Field of Invention
The present invention relates to a method of forming a composite substrate. A semiconductor light emitting device such as a III-nitride light emitting device may be grown on the composite substrate.
Description of Related Art
Semiconductor light-emitting devices including light emitting diodes (LEDs), resonant cavity light emitting diodes (RCLEDs), vertical cavity laser diodes (VCSELs), and edge emitting lasers are among the most efficient light sources currently available. Materials systems currently of interest in the manufacture of high-brightness light emitting devices capable of operation across the visible spectrum include Group III-V semiconductors, particularly binary, ternary, and quaternary alloys of gallium, aluminum, indium, and nitrogen, also referred to as III-nitride materials.

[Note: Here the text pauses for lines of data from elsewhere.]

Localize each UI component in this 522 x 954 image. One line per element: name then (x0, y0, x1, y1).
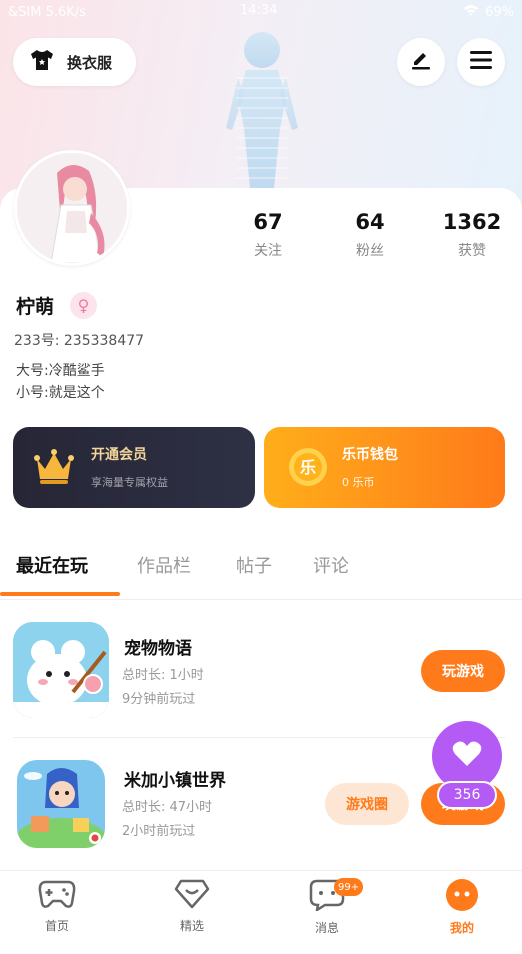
following-stat[interactable]: 67 关注 (228, 210, 308, 260)
crown-icon (33, 447, 75, 491)
change-outfit-label: 换衣服 (67, 53, 113, 72)
vip-membership-card[interactable]: 开通会员 享海量专属权益 (13, 427, 255, 508)
status-bar: &SIM 5.6K/s 14:34 69% (0, 0, 522, 24)
likes-stat[interactable]: 1362 获赞 (432, 210, 512, 260)
nav-featured-label: 精选 (179, 919, 204, 933)
nav-home-label: 首页 (44, 919, 69, 933)
nav-messages-label: 消息 (314, 921, 339, 935)
play-game-button[interactable]: 玩游戏 (421, 650, 505, 692)
likes-count: 1362 (442, 210, 502, 234)
list-divider (13, 737, 505, 738)
avatar[interactable] (14, 150, 130, 266)
game-community-button[interactable]: 游戏圈 (325, 783, 409, 825)
tab-comments[interactable]: 评论 (313, 552, 349, 578)
user-id: 233号: 235338477 (14, 333, 145, 349)
status-network: &SIM 5.6K/s (8, 4, 86, 20)
vip-title: 开通会员 (91, 447, 147, 463)
wallet-balance: 0 乐币 (342, 476, 375, 489)
change-outfit-button[interactable]: 换衣服 (13, 38, 136, 86)
gamepad-icon (38, 880, 76, 913)
svg-text:乐: 乐 (300, 458, 316, 477)
username: 柠萌 (16, 296, 55, 318)
bio-line: 大号:冷酷鲨手 (16, 363, 105, 379)
hamburger-menu-icon (470, 50, 492, 74)
heart-icon (452, 740, 482, 772)
status-icons: 69% (463, 4, 514, 20)
nav-profile-label: 我的 (449, 921, 474, 935)
messages-badge: 99+ (334, 878, 364, 896)
game-icon (13, 622, 109, 718)
like-count-badge: 356 (437, 781, 497, 809)
nav-featured[interactable]: 精选 (152, 879, 232, 934)
followers-stat[interactable]: 64 粉丝 (330, 210, 410, 260)
game-total-time: 总时长: 47小时 (122, 800, 213, 815)
game-total-time: 总时长: 1小时 (122, 668, 204, 683)
tab-works[interactable]: 作品栏 (137, 552, 191, 578)
followers-count: 64 (355, 210, 385, 234)
coin-icon: 乐 (288, 447, 328, 491)
diamond-heart-icon (174, 879, 210, 913)
nav-profile[interactable]: 我的 (422, 879, 502, 936)
following-label: 关注 (254, 243, 282, 259)
tab-recently-played[interactable]: 最近在玩 (16, 552, 88, 578)
following-count: 67 (253, 210, 283, 234)
profile-face-icon (445, 879, 479, 915)
active-tab-indicator (0, 592, 120, 596)
chat-bubble-icon (309, 879, 345, 915)
shirt-icon (29, 49, 55, 75)
game-last-played: 9分钟前玩过 (122, 692, 196, 707)
tab-posts[interactable]: 帖子 (236, 552, 272, 578)
bio: 大号:冷酷鲨手 小号:就是这个 (16, 360, 105, 404)
likes-label: 获赞 (458, 243, 486, 259)
bottom-navigation: 首页 精选 消息 我的 (0, 870, 522, 954)
pencil-icon (410, 49, 432, 75)
vip-subtitle: 享海量专属权益 (91, 476, 168, 489)
wallet-title: 乐币钱包 (342, 447, 398, 463)
profile-tabs: 最近在玩 作品栏 帖子 评论 (0, 540, 522, 600)
game-list-item[interactable]: 宠物物语 总时长: 1小时 9分钟前玩过 玩游戏 (0, 622, 522, 738)
female-gender-icon: ♀ (70, 292, 97, 319)
game-last-played: 2小时前玩过 (122, 824, 196, 839)
avatar-silhouette-icon (226, 32, 298, 188)
battery-level: 69% (485, 4, 514, 20)
edit-profile-button[interactable] (397, 38, 445, 86)
followers-label: 粉丝 (356, 243, 384, 259)
nav-home[interactable]: 首页 (17, 879, 97, 934)
status-time: 14:34 (240, 3, 278, 18)
bio-line: 小号:就是这个 (16, 385, 105, 401)
game-name: 米加小镇世界 (124, 771, 226, 791)
coin-wallet-card[interactable]: 乐 乐币钱包 0 乐币 (264, 427, 505, 508)
game-icon (17, 760, 105, 848)
wifi-icon (463, 4, 479, 20)
game-name: 宠物物语 (124, 639, 192, 659)
menu-button[interactable] (457, 38, 505, 86)
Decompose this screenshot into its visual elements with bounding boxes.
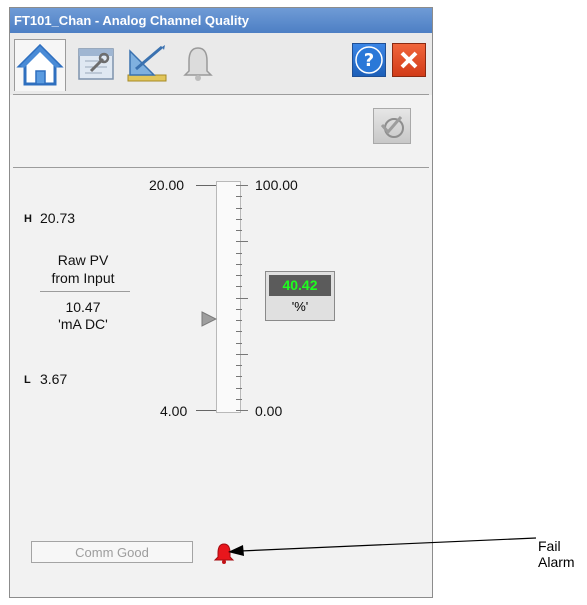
annotation-arrow (228, 537, 537, 556)
engineering-icon (127, 45, 167, 82)
help-icon: ? (355, 46, 383, 74)
raw-pv-value: 10.47 (65, 299, 101, 315)
close-button[interactable] (392, 43, 426, 77)
scale-tick (236, 331, 242, 332)
scale-tick (236, 286, 242, 287)
tab-engineering[interactable] (124, 41, 170, 85)
scale-tick (236, 354, 248, 355)
tab-home[interactable] (14, 39, 66, 91)
raw-pv-title-line1: Raw PV (57, 252, 109, 268)
eu-scale-top: 100.00 (255, 177, 298, 193)
raw-scale-bottom: 4.00 (160, 403, 188, 419)
raw-scale-top: 20.00 (149, 177, 185, 193)
raw-pv-title-line2: from Input (51, 270, 115, 286)
scale-tick (236, 253, 242, 254)
eu-scale-bottom: 0.00 (255, 403, 283, 419)
scale-tick (236, 365, 242, 366)
scale-tick (236, 388, 242, 389)
scale-tick (236, 399, 242, 400)
scale-tick (236, 208, 242, 209)
tab-divider (13, 94, 429, 95)
acknowledge-icon (380, 116, 404, 138)
raw-high-label: H (24, 213, 32, 225)
scale-tick (236, 275, 242, 276)
raw-scale-bottom-line (196, 410, 216, 411)
raw-pv-units: 'mA DC' (58, 316, 108, 332)
scale-tick (236, 196, 242, 197)
pv-value: 40.42 (269, 275, 331, 296)
scale-tick (236, 343, 242, 344)
pv-display: 40.42 '%' (265, 271, 335, 321)
faceplate-window: FT101_Chan - Analog Channel Quality ? H … (9, 7, 433, 598)
scale-tick (236, 320, 242, 321)
tab-bar: ? (10, 33, 432, 95)
acknowledge-button[interactable] (373, 108, 411, 144)
scale-tick (236, 376, 242, 377)
svg-text:?: ? (364, 50, 374, 71)
scale-tick (236, 309, 242, 310)
window-title: FT101_Chan - Analog Channel Quality (10, 8, 432, 33)
scale-tick (236, 230, 242, 231)
raw-high-value: 20.73 (40, 210, 76, 226)
tab-alarms[interactable] (178, 41, 224, 85)
scale-tick (236, 264, 242, 265)
help-button[interactable]: ? (352, 43, 386, 77)
maintenance-icon (78, 48, 114, 80)
raw-low-label: L (24, 374, 31, 386)
header-divider (13, 167, 429, 168)
pv-units: '%' (291, 299, 309, 314)
scale-tick (236, 219, 242, 220)
close-icon (400, 51, 418, 69)
fail-alarm-annotation: Fail Alarm (538, 538, 575, 570)
pv-pointer-icon (201, 311, 217, 327)
comm-status: Comm Good (31, 541, 193, 563)
scale-tick (236, 185, 248, 186)
raw-low-value: 3.67 (40, 371, 68, 387)
tab-maintenance[interactable] (74, 41, 120, 85)
raw-pv-divider (40, 291, 130, 292)
pv-bar-scale (216, 181, 241, 413)
home-icon (16, 43, 64, 86)
scale-tick (236, 241, 248, 242)
scale-tick (236, 298, 248, 299)
bell-icon (183, 47, 213, 81)
raw-scale-top-line (196, 185, 216, 186)
scale-tick (236, 410, 248, 411)
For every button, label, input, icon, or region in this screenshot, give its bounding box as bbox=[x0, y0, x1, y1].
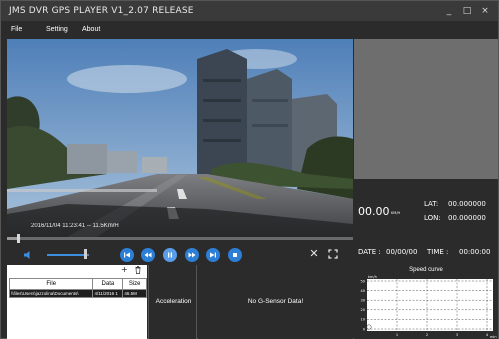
x-tick-label: 3 bbox=[456, 333, 458, 337]
latitude-label: LAT: bbox=[424, 200, 439, 208]
pause-icon bbox=[168, 252, 172, 258]
fullscreen-icon[interactable] bbox=[328, 249, 338, 259]
x-tick-label: 1 bbox=[396, 333, 398, 337]
menu-about[interactable]: About bbox=[82, 26, 100, 33]
file-date-cell: 4/11/2016 1 bbox=[92, 289, 124, 298]
menu-setting[interactable]: Setting bbox=[46, 26, 68, 33]
speed-curve-chart: 50 40 30 20 10 0 1 2 3 4 km/h min bbox=[361, 275, 497, 339]
y-tick-label: 40 bbox=[361, 289, 365, 293]
menu-file[interactable]: File bbox=[11, 26, 22, 33]
y-tick-label: 50 bbox=[361, 279, 365, 283]
date-label: DATE : bbox=[358, 248, 381, 256]
volume-level bbox=[47, 254, 85, 256]
volume-icon[interactable] bbox=[23, 250, 33, 260]
speed-value: 00.00 bbox=[358, 205, 390, 218]
plot-area bbox=[367, 279, 493, 331]
dashcam-frame bbox=[7, 39, 353, 237]
longitude-label: LON: bbox=[424, 214, 441, 222]
file-list-panel: + File Data Size \\files\Users\jazzolina… bbox=[7, 265, 147, 339]
volume-slider[interactable] bbox=[47, 249, 89, 259]
skip-next-button[interactable] bbox=[206, 248, 220, 262]
rewind-button[interactable] bbox=[141, 248, 155, 262]
x-tick-label: 2 bbox=[426, 333, 428, 337]
latitude-value: 00.000000 bbox=[448, 200, 486, 208]
file-list-toolbar: + bbox=[7, 265, 147, 275]
minimize-button[interactable]: _ bbox=[440, 1, 458, 21]
speed-unit: KM/H bbox=[391, 211, 401, 215]
column-data[interactable]: Data bbox=[92, 278, 124, 290]
playback-controls: ✕ bbox=[7, 245, 353, 265]
skip-next-icon bbox=[210, 252, 216, 258]
seek-handle[interactable] bbox=[17, 234, 21, 243]
seek-bar[interactable] bbox=[7, 234, 353, 243]
close-window-button[interactable]: × bbox=[476, 1, 494, 21]
y-tick-label: 10 bbox=[361, 318, 365, 322]
stop-icon bbox=[233, 253, 237, 257]
acceleration-panel: Acceleration bbox=[148, 265, 197, 339]
y-tick-label: 0 bbox=[363, 327, 365, 331]
file-path-cell: \\files\Users\jazzolina\Documents\ bbox=[8, 289, 94, 298]
map-view[interactable] bbox=[354, 39, 498, 179]
video-timestamp: 2016/11/04 11:23:41 -- 11.5Km/H bbox=[31, 223, 119, 229]
fast-forward-button[interactable] bbox=[185, 248, 199, 262]
table-row[interactable]: \\files\Users\jazzolina\Documents\ 4/11/… bbox=[8, 289, 147, 298]
gsensor-panel: No G-Sensor Data! bbox=[198, 265, 353, 339]
x-unit-label: min bbox=[490, 335, 497, 339]
y-tick-label: 30 bbox=[361, 299, 365, 303]
y-tick-label: 20 bbox=[361, 308, 365, 312]
longitude-value: 00.000000 bbox=[448, 214, 486, 222]
fast-forward-icon bbox=[188, 252, 196, 258]
gsensor-message: No G-Sensor Data! bbox=[247, 298, 304, 305]
file-table: File Data Size \\files\Users\jazzolina\D… bbox=[8, 278, 147, 298]
stop-button[interactable] bbox=[228, 248, 242, 262]
video-view[interactable] bbox=[7, 39, 353, 237]
maximize-button[interactable]: □ bbox=[458, 1, 476, 21]
player-window: JMS DVR GPS PLAYER V1_2.07 RELEASE _ □ ×… bbox=[0, 0, 499, 339]
time-label: TIME : bbox=[427, 248, 449, 256]
add-file-button[interactable]: + bbox=[121, 265, 128, 275]
delete-icon[interactable] bbox=[135, 266, 141, 274]
window-controls: _ □ × bbox=[440, 1, 494, 21]
title-bar: JMS DVR GPS PLAYER V1_2.07 RELEASE _ □ × bbox=[1, 1, 498, 21]
column-size[interactable]: Size bbox=[122, 278, 147, 290]
file-size-cell: 46.5M bbox=[122, 289, 147, 298]
pause-button[interactable] bbox=[163, 248, 177, 262]
y-unit-label: km/h bbox=[368, 275, 377, 279]
menu-bar: File Setting About bbox=[1, 21, 498, 37]
y-tick-labels: 50 40 30 20 10 0 bbox=[361, 279, 365, 331]
time-value: 00:00:00 bbox=[459, 248, 491, 256]
rewind-icon bbox=[144, 252, 152, 258]
date-value: 00/00/00 bbox=[386, 248, 418, 256]
x-tick-labels: 1 2 3 4 bbox=[396, 333, 489, 337]
x-tick-label: 4 bbox=[486, 333, 489, 337]
speed-curve-panel: Speed curve 50 40 30 20 10 0 1234 km/h min bbox=[354, 265, 498, 339]
skip-previous-button[interactable] bbox=[120, 248, 134, 262]
current-speed-marker bbox=[366, 324, 372, 330]
window-title: JMS DVR GPS PLAYER V1_2.07 RELEASE bbox=[9, 6, 194, 16]
close-icon[interactable]: ✕ bbox=[308, 248, 320, 260]
column-file[interactable]: File bbox=[8, 278, 94, 290]
acceleration-label: Acceleration bbox=[155, 298, 192, 305]
skip-previous-icon bbox=[124, 252, 130, 258]
seek-progress bbox=[7, 237, 18, 240]
volume-handle[interactable] bbox=[83, 249, 87, 259]
file-table-header: File Data Size bbox=[8, 278, 147, 290]
gps-info-panel: 00.00 KM/H LAT: 00.000000 LON: 00.000000… bbox=[354, 179, 498, 261]
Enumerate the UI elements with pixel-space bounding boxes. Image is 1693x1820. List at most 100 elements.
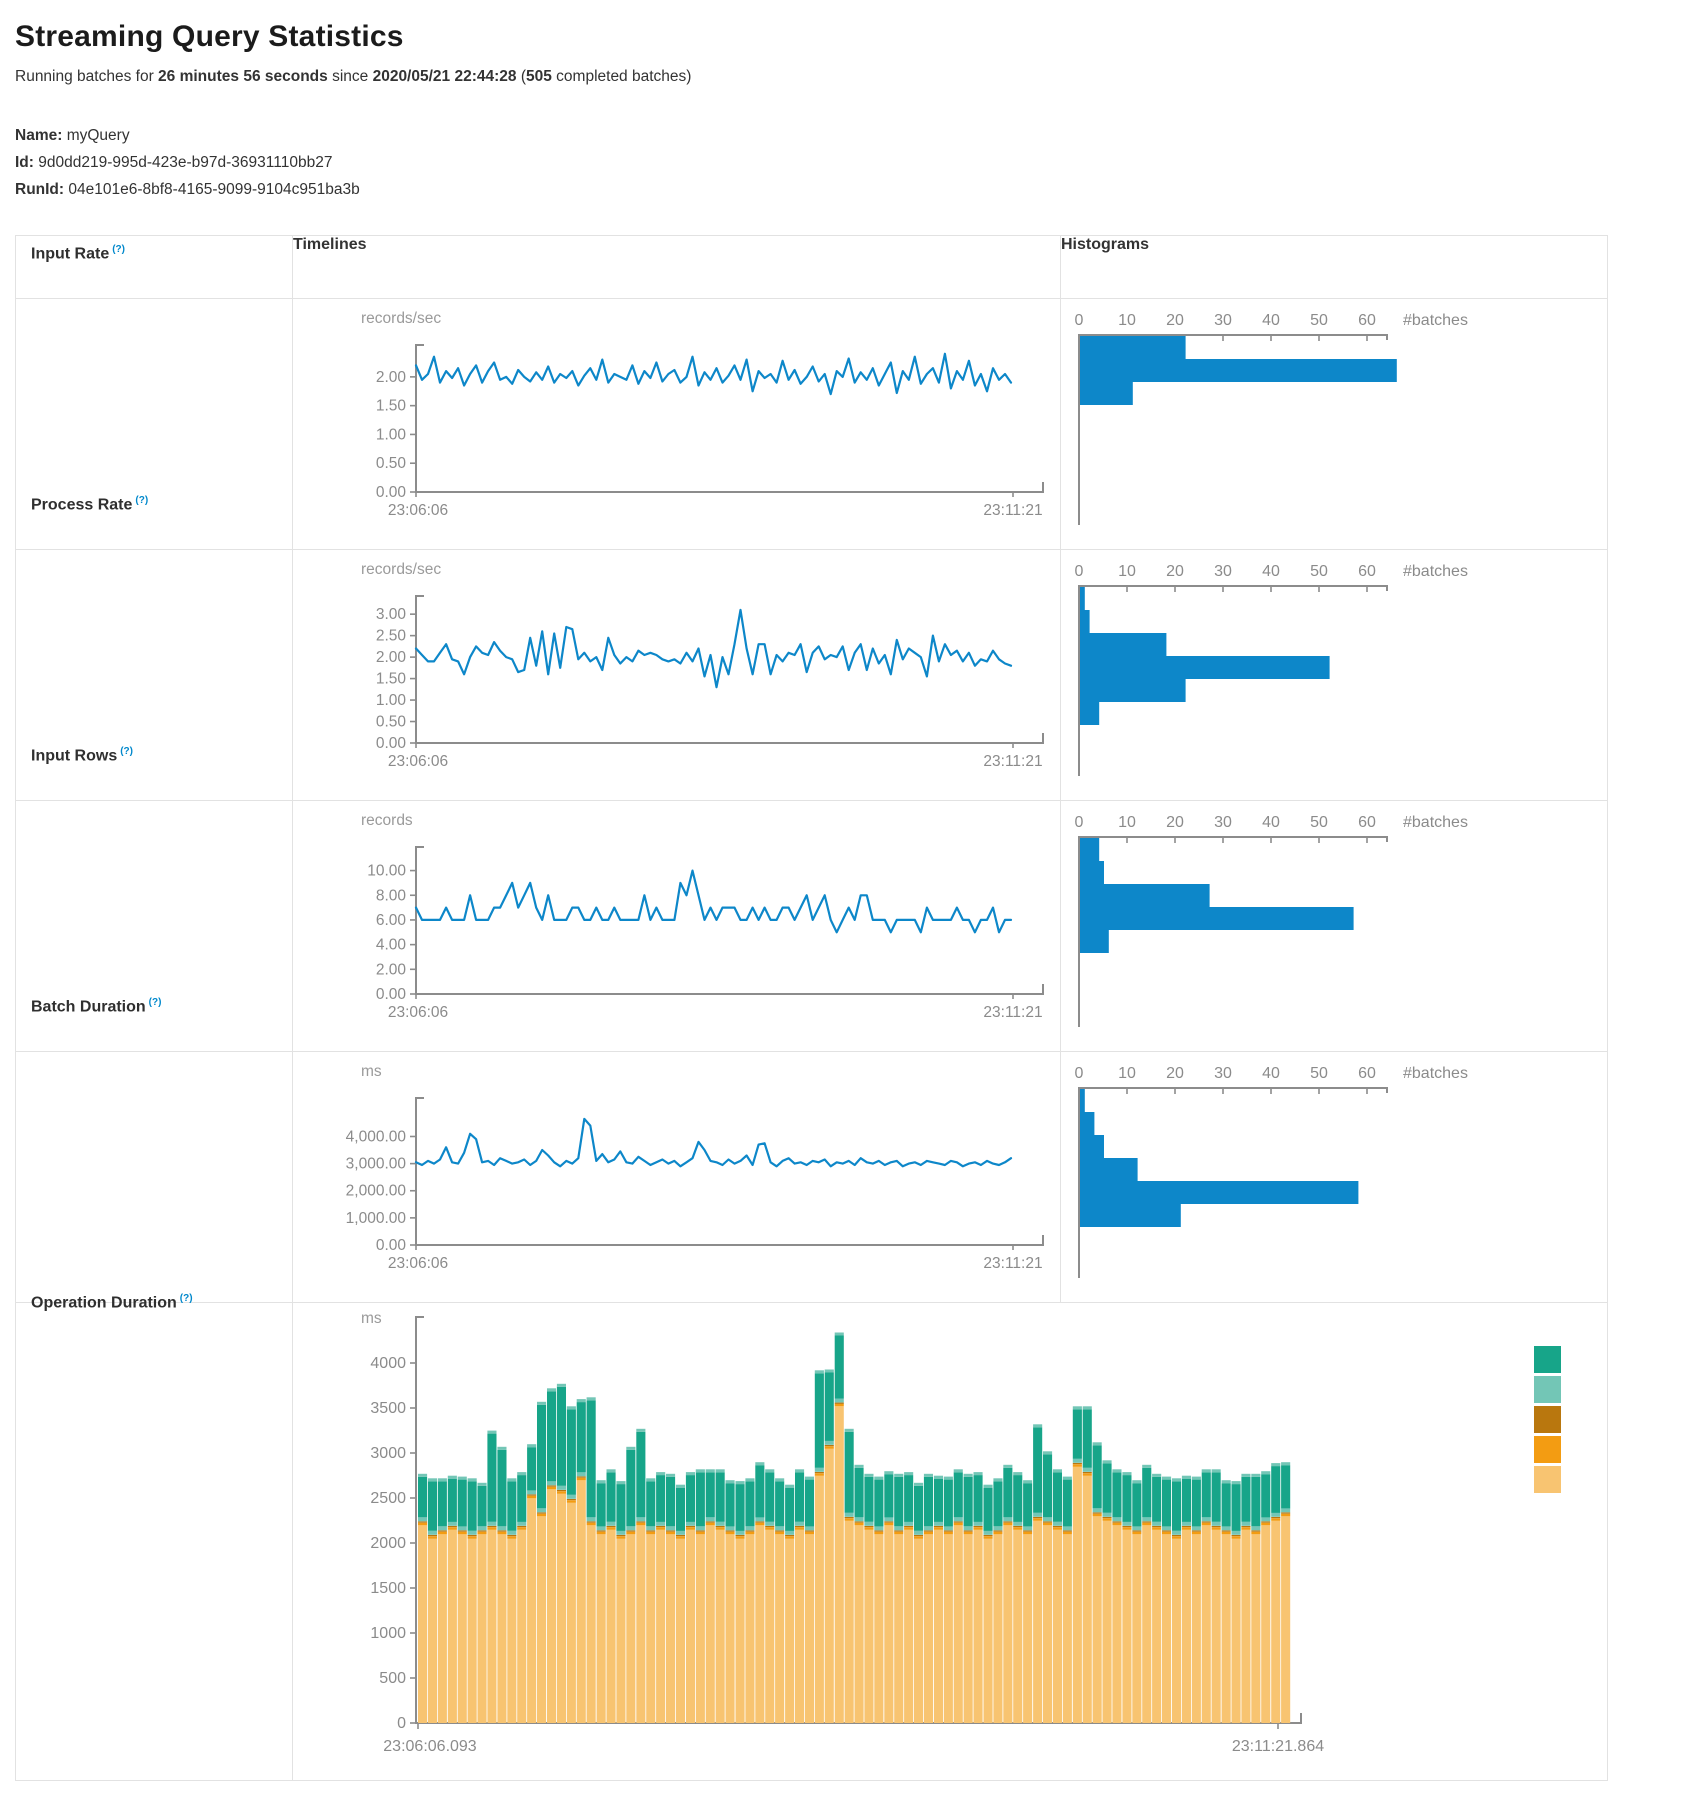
svg-text:2000: 2000	[370, 1535, 406, 1552]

Typically, III-nitride light emitting devices are fabricated by epitaxially growing a stack of semiconductor layers of different compositions and dopant concentrations on a sapphire, silicon carbide, III-nitride, or other suitable substrate by metal-organic chemical vapor deposition (MOCVD), molecular beam epitaxy (MBE), or other epitaxial techniques. The stack often includes one or more n-type layers doped with, for example, Si, formed over the substrate, one or more light emitting layers in an active region formed over the n-type layer or layers, and one or more p-type layers doped with, for example, Mg, formed over the active region. Electrical contacts are formed on the n- and p-type regions.
FIG. 1 illustrates a composite substrate for growing a III-nitride structure, described in more detail in US 2007/0072324, which is incorporated herein by reference. Substrate 10 includes a host substrate 12, a seed layer 16, and a bonding layer 14 that bonds host 12 to seed 16. Host layer 12 may be, for example, sapphire or Si and bonding layer 14 may be, for example, SiOx or SiNx. Seed layer 16 may be, for example, an InGaN layer grown strained on a conventional substrate such as sapphire, then bonded to a host 12 and released during the process from the growth substrate such that the InGaN seed layer at least partially relaxes. Providing the seed layer as stripes or a grid over bonding layer 14, rather than as a single interrupted layer, may result in further strain relief. For example, seed layer 16 may be formed as a single uninterrupted layer, then removed in places, for example by forming trenches, to provide strain relief.
III-nitride seed layer materials may require additional bonding steps in order to form a composite substrate with a III-nitride seed layer in a desired orientation. Wurtzite III-nitride layers grown on c-plane sapphire or c-plane SiC growth substrates are typically grown with a c-plane orientation; e.g. the so-called “c-planes” of the III-nitride layers and the substrates are parallel to each other. Such c-plane wurtzite III-nitride structures have a gallium face and a nitrogen face. III-nitrides are well known to grow with the highest crystalline quality (as measured by luminescence efficiency) when the top surface of the grown layer is the group-III face, often referred to for economy of language as the “gallium face” or “Ga-face,” even though it need not include gallium. The bottom surface (the surface adjacent to the growth substrate) is the nitrogen face or “N-face”. For example, Masui, et al. describe in “Luminescence Characteristics of N-Polar GaN and InGaN Films Grown by Metal Organic Chemical Vapor Deposition”, Japanese Journal of Applied Physics 48, 071003 (2009) that the luminescence efficiency of N-face InGaN films grown by metal-organic chemical vapor deposition (MOCVD) is less than the luminescence efficiency of Ga-face InGaN films grown by MOCVD. Simply growing seed layer material conventionally on sapphire or SiC then connecting the seed layer material to a host and removing the growth substrate would result in a composite substrate with a III-nitride seed layer with the nitrogen face exposed. III-nitrides preferentially grow on the gallium face, i.e. with the gallium face as the top surface, thus growth on the nitrogen face may undesirably introduce defects into the crystal, or result in poor quality material as the crystal orientation switches from an orientation with the nitrogen face as the top surface to an orientation with the gallium face as the top surface.
To form a composite substrate with a III-nitride seed layer with the gallium face as the top surface, seed layer material may be grown conventionally on a growth substrate, then bonded to any suitable intermediate substrate, then separated from the growth substrate, such that the seed layer material is bonded to the intermediate substrate through the gallium face, leaving the nitrogen face exposed by removal of the growth substrate. The nitrogen face of the seed layer material is then bonded to a host substrate 12, the host substrate of the composite substrate. After bonding to the host substrate, the intermediate substrate is removed by a technique appropriate to the growth substrate. In the final composite substrate, the nitrogen face of the seed layer material 16 is bonded to host substrate 12 through optional bonding layer 14, such that the gallium face of III-nitride seed layer 16 is exposed for growth of epitaxial device layers.